The program, which includes advice on lifestyle factors that might influence the choice of plans, allows users to search by a number of criteria including square footage, style and number of bedrooms.
More than half the entries include a color photograph in addition to the exterior rendering, floor-plan diagram and written description. Five of the designs include abbreviated versions of interactive floor plans from Garnett’s collection.
HomeStyles viewers can tour 100 of the homes via fly-through, animated video clips. A narrator talks the viewer through the quick 10-second tour unfolding on a small-scale screen insert. The three-dimensional graphics are less sophisticated than Garnett’s, largely because they were developed with two-year-old technology, Brown says.
Professional Builder magazine plans to put 2,500 floor plans that otherwise sell through its publication on CD-ROM, the Home Plan Database ($89.95; phone: 800-323-7379), this summer, associate publisher Roy Diez says.
Some particularly useful home search characteristics on the CD-ROM include home width, home depth and the suitability of the plan for a narrow lot, zero-lot line, hillside or wide-and-shallow configuration.
Plans also call for computer simulation of floor plans and separate sales of videotaped tours, Diez says.
Taking a different slant, Builder magazine is selling an interactive building product catalog on CD-ROM, covering more than 5,200 offerings from 1,750 companies.
This program is organized by 26 product categories, including appliances, cabinets, countertops, fixtures, roofing and windows.
It also includes useful information by product category, such as the top-selling brands or life expectancy of various selections.
Although the Electronic Buyer’s Guide ($29.95; phone: 800-241-2537) was developed for builders and remodelers, Builder magazine is conducting a major direct-mail campaign to people who recently purchased mail-order floor plans and is running ads in consumer magazines, according to publisher Michael Tucker.
“There are more than 50,000 product pieces that go into a typical new home,” he said. “Many of those decisions are made by the builder, but the consumer is increasingly becoming involved in the visual type of specifications that create the feeling and ambiance of the home.”
The next version, which is scheduled to come out in September will incorporate interactive product selection, Tucker says.
For example, choosing a fireplace becomes easier when, while seated at a computer, the owner can play around with different firebox, surround and mantel components and change the floor coverings and wall colors, as well.

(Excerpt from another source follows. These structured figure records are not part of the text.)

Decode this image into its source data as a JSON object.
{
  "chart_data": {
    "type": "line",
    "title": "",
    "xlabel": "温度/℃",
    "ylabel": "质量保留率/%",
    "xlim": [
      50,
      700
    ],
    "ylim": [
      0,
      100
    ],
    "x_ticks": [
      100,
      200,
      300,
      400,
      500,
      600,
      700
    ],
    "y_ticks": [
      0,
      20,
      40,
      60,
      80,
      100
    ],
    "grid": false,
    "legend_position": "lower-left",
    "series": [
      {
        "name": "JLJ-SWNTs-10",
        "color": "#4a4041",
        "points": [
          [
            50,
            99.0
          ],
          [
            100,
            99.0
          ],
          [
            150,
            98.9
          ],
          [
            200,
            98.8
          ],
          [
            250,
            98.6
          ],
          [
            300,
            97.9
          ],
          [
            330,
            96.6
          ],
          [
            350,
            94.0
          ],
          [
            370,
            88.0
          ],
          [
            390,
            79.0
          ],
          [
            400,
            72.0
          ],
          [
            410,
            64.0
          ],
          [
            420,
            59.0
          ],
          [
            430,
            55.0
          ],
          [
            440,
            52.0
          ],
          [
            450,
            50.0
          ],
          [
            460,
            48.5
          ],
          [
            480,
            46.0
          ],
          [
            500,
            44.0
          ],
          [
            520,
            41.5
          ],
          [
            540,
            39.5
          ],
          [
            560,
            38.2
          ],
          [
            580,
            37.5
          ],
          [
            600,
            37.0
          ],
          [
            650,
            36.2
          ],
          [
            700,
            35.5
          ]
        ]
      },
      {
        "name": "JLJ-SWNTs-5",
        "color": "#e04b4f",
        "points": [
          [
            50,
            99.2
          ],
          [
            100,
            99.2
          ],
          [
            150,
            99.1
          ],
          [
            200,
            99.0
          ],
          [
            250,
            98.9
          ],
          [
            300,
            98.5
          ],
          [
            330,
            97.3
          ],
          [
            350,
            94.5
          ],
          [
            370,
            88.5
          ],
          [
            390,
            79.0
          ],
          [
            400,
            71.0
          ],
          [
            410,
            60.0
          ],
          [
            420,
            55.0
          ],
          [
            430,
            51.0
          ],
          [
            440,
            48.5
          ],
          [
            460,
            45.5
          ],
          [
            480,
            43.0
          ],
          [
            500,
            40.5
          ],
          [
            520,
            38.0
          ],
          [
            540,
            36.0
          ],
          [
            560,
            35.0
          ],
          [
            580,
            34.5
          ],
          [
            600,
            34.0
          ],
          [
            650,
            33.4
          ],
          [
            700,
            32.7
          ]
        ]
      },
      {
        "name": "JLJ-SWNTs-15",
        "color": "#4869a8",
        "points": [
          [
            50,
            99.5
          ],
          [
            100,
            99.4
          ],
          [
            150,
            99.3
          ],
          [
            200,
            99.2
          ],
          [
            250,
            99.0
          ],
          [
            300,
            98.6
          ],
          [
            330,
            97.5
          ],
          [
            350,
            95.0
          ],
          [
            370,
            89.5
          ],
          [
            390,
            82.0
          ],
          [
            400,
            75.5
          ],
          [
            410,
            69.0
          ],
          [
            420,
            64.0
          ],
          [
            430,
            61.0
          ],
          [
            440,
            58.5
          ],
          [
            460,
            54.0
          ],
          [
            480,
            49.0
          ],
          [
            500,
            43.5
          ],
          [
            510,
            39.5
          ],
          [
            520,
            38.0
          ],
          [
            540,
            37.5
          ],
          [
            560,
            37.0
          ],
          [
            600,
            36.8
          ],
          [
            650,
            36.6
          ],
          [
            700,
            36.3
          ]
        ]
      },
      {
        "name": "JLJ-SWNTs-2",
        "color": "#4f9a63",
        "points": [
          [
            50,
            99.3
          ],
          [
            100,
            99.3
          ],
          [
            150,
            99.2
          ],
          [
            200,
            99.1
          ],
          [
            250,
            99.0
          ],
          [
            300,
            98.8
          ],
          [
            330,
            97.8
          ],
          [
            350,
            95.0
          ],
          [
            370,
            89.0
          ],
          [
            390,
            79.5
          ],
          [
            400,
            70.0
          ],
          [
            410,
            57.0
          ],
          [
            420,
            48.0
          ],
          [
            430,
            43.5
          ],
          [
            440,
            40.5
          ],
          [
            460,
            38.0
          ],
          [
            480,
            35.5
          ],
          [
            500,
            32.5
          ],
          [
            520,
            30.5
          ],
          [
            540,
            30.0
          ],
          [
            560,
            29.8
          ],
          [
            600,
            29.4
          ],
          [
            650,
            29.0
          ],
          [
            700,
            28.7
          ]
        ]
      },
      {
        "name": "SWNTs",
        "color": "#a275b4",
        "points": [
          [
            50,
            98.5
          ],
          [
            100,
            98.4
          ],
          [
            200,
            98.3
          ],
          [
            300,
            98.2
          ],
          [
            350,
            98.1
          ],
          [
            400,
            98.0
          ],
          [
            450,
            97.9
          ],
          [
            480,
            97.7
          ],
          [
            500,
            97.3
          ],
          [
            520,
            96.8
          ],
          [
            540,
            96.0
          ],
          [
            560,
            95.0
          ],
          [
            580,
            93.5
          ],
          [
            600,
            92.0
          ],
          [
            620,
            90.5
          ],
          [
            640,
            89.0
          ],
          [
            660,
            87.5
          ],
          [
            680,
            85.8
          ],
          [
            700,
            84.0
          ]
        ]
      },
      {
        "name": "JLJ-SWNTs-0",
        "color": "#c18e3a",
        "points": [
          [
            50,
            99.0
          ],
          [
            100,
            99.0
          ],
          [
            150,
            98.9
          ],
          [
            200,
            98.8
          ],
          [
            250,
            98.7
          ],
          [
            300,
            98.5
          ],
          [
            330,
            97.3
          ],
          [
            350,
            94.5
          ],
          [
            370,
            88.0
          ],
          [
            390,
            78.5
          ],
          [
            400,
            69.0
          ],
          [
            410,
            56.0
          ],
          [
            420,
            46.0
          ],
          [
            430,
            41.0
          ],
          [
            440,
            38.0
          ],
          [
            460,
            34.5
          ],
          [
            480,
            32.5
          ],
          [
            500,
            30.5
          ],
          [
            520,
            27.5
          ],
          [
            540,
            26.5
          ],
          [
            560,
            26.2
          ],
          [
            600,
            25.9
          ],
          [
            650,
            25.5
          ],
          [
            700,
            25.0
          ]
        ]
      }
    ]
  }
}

“This is how products will be specified in the future,” Tucker said.
BUILDERS LIKE IT, TOO
Model homes, built to show off a construction firm’s wares, cost too much and take too long to build when a perfectly serviceable computer program can simulate the same results, some builders are deciding.
Among the companies helping builders rethink their approach to model homes-to supplement if not replace them-is Aareas By Design. The Toronto electronics technology company creates compelling computer-animated video tours of furnished homes that builders, including several in the United States, want to sell before starting construction.
The three-dimensional visits are accurate down to the simulated shadows, reflections, flickering fireplaces and revolving ceiling fans.
The tool lets potential buyers “understand the flow of the house and what is aesthetically beautiful about this home, as well as letting builders better show off their products,” Aareas president Frank Guido said.
One building firm in South Carolina’s Hilton Head Island resort area is sending videotapes of its vacation home offerings to prospective buyers across the country. Likewise, a modular home manufacturer is providing its dealers with video tours of the more than 100 model homes that roll off its assembly line to help clinch sales.
The videos run without interruption, but in January the firm unveiled a computer program giving the viewer the ability to control the tour with a computer mouse. The program, dubbed Virtual Realty, also gives users the ability to make room alterations on the screen and scope out the actual view from an as-yet-unbuilt window.